Is Competitive Triple Play Bringing CATV MSO Prices Down?

Analysis of: Greenlight Prices Attract Customers | www.wilsontimes.com
This analysis is solely the work of the author. It has not been edited or endorsed by GLG.
Analysis By:
Joseph Upton, Pres/CEOJoseph Upton
Pres/CEO, Kabel-X USA
Implications: The pricing of CATV MSOs has been holding steady in the face of heavy intrusion from both RBOCs and other interlopers, such as CLECs and municipal broadband providers.  The main implication of this article and analysis is that perhaps we will begin to see price erosion on the  CATV MSO side shortly to maintain market share.

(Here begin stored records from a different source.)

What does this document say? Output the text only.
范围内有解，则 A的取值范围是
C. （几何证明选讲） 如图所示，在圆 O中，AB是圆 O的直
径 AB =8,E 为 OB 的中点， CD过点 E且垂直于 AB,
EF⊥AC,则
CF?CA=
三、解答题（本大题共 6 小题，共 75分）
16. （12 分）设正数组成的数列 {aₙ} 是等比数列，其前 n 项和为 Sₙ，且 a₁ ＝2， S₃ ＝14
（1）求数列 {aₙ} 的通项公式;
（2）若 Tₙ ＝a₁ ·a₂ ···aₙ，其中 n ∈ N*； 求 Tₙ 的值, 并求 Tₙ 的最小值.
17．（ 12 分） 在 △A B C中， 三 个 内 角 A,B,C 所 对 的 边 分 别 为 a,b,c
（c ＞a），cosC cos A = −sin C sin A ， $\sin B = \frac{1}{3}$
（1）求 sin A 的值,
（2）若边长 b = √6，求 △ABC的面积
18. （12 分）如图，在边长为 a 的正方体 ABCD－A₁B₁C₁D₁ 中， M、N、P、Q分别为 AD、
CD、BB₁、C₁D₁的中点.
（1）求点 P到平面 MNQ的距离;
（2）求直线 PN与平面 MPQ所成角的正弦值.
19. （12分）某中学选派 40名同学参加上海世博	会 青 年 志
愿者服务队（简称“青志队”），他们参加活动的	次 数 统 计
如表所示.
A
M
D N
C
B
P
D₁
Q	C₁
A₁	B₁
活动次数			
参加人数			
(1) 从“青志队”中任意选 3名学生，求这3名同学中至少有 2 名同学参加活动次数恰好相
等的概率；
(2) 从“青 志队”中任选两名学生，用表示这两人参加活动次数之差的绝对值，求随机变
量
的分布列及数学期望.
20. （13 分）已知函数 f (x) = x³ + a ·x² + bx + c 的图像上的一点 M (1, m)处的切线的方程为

Analysis: Most of us that are not drooling, teething, or eating animal crackers have been through the telecom bubble or bust, call it what you will.  Post 2001, we all watched the fiber cable manufacturers chop headcount, lower prices (that are still tanked today), and make decisions in competitive bids to retain market share.  Bring yourself back to today and take a glance at the broadband pricing between the CATV MSOs, the RBOCs/RLECs, the CLECs (with their UNE-P pricing), and the municipal overbuilders such as Wilson, NC's Greenlight broadband service.  The referenced article lists many reasons that Wilson residents are changing from Time Warner Cable to the Greenlight muni broadband system.  Interestingly, the local telco is not even mentioned, whoever they may be.  Perhaps, from the article's viewpoint only, "price" appears to be paramount in the minds of the potential Greenlight customers. Sure, this is only the first neighborhood of the year long rollout of triple play, FTTH services, but it does point out that customer perception (true or imagined) is that Greenlight will offer significant-enough price reductions to allow Wilson jumpers to be saving money with the new muni system.  This gets us to thinking:  price vs services:  if the services are the same or close to the same level, then price appears to take over.  For a Wilson, NC muni, or an Xfone CLEC, or a Verizon FIOS to overbuild incumbent telcos and CATV MSOs, something must be happening with price.  It should be going down, not up.  For CATV MSOs to  continue to hold prices level as competition intrudes with similar or equal services, then to maintain market share, the CATV MSO prices must come down.  That, my friends is American competition at its best.  When or if it happens that is.